Martin called “Who am I to judge?” Francis’s “five most famous words.”
He said it was “quite discriminatory” for Catholics to focus on the “sexual morality” of active homosexuals.
“You don’t have people being fired for living together before being married, for using birth control, for being divorced—you simply don’t. And yet it’s the LGBT person whose life, whose sexual morality is put under a microscope. It’s an instance of what the Catechism of the Catholic Church calls ‘unjust discrimination.’”
The passage of the Catechism partially cited by Martin (CCCC 2358) condemns “unjust” discrimination against “men and women who have deep-seated homosexual tendencies.” It does not, however, outright condemn “discrimination.”

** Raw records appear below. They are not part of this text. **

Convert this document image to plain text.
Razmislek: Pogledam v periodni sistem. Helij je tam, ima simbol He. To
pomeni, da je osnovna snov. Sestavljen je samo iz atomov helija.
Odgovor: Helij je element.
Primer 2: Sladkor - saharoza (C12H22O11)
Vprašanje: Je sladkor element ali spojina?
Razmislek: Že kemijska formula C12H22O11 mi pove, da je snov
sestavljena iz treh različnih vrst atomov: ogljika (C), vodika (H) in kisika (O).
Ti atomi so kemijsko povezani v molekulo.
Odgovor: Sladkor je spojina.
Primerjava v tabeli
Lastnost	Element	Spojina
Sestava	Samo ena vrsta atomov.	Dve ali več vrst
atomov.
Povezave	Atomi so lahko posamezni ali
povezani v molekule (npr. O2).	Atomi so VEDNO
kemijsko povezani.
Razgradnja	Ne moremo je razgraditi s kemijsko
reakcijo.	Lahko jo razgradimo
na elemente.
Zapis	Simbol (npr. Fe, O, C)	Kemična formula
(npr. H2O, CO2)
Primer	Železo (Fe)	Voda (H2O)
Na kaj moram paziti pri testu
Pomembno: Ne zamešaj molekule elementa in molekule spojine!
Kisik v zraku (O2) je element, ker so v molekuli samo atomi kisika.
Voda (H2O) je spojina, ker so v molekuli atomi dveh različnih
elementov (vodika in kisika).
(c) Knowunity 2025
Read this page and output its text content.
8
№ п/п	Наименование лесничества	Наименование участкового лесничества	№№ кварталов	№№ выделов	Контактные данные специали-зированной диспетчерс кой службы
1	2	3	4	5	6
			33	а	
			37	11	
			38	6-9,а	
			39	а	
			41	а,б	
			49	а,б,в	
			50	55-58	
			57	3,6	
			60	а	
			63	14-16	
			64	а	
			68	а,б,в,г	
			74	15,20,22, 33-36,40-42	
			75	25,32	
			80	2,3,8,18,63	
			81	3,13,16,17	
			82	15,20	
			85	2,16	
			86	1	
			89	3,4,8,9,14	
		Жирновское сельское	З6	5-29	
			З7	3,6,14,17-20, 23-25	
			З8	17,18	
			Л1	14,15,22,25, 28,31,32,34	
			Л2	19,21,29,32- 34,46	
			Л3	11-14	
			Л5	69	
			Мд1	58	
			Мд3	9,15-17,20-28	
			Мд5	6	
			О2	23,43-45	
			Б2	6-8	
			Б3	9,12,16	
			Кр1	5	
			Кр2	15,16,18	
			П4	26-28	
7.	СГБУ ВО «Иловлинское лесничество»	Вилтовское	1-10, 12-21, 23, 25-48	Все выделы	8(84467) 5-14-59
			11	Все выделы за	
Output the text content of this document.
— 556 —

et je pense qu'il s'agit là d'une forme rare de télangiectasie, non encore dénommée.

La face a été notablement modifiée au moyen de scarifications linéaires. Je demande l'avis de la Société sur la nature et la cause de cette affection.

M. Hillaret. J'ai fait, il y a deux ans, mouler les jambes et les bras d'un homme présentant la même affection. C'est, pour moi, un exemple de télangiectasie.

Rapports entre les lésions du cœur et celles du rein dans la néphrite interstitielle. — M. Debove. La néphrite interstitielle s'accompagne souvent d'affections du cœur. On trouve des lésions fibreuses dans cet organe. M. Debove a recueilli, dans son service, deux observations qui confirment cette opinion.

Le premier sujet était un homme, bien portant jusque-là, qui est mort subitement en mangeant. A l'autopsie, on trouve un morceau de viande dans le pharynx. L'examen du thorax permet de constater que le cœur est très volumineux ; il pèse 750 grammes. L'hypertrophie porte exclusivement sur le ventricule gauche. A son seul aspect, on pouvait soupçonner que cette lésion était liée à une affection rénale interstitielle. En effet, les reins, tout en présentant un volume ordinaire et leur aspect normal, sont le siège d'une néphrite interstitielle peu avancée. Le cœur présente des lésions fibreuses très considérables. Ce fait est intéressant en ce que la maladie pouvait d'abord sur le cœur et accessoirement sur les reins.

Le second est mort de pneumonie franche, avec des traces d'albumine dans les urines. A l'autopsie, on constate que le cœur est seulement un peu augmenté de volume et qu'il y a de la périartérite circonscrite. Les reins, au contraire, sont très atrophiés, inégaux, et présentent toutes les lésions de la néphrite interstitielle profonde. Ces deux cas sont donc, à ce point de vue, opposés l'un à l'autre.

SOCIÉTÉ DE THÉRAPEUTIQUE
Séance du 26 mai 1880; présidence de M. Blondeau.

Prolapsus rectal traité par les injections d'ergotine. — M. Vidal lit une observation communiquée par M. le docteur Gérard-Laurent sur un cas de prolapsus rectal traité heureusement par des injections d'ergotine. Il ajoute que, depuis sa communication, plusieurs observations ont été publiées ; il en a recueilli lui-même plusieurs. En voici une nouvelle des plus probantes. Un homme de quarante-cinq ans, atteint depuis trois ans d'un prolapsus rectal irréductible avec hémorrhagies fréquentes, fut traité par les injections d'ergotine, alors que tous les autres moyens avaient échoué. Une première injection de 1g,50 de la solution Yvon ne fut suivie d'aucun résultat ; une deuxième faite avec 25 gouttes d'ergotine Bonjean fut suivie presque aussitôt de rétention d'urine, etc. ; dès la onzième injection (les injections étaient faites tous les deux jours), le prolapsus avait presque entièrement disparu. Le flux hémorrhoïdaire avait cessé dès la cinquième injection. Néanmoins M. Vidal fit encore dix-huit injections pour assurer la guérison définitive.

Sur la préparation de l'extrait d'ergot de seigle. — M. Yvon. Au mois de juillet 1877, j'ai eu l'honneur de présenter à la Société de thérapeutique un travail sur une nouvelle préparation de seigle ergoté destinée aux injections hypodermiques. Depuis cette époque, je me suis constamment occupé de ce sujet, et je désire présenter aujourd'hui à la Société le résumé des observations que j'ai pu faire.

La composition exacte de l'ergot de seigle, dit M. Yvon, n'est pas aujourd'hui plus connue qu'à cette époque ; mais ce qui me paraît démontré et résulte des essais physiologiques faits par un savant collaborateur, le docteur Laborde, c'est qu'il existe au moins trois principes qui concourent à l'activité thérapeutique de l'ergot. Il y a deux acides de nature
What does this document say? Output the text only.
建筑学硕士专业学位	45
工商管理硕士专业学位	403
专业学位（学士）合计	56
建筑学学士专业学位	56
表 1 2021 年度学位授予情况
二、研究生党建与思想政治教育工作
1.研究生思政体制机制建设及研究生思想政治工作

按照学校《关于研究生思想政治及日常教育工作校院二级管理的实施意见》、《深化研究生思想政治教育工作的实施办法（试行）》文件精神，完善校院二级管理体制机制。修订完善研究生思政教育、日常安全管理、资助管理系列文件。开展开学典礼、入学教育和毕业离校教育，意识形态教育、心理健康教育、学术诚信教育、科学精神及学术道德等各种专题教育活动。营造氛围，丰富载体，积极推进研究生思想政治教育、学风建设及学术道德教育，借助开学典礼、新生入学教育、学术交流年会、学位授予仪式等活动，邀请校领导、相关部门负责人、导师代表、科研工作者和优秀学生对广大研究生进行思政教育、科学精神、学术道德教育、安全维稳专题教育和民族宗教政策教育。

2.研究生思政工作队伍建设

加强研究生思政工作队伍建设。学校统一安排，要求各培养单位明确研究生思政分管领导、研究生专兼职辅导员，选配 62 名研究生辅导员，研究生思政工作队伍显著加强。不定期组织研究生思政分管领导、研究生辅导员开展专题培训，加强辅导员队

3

The Congregation for the Doctrine of the Faith has interpreted this passage to mean that some kinds of discrimination against homosexuals are, in fact, just.
“There are areas in which it is not unjust discrimination to take sexual orientation into account, for example, in the placement of children for adoption or foster care, in employment of teachers or athletic coaches, and in military recruitment,” the 1992 document states.
Other examples of “just” discrimination might include the U.S. Catholic bishops who have recently refused to allow unrepentant homosexuals a Catholic funeral or to receive Holy Communion (here, here, and here).
By skirting this and other pertinent issues, interviewer and interviewee mislead both Catholics who experience same-sex attraction and their concerned parents and friends.
Many faithful Catholics who read St. Anthony Messenger will likely be scandalized that a Catholic magazine that congratulates itself on its august past and popularity with Catholic families would give so much space to a high-profile critic of the Catholic Church and her doctrines without challenging either him or his ideas.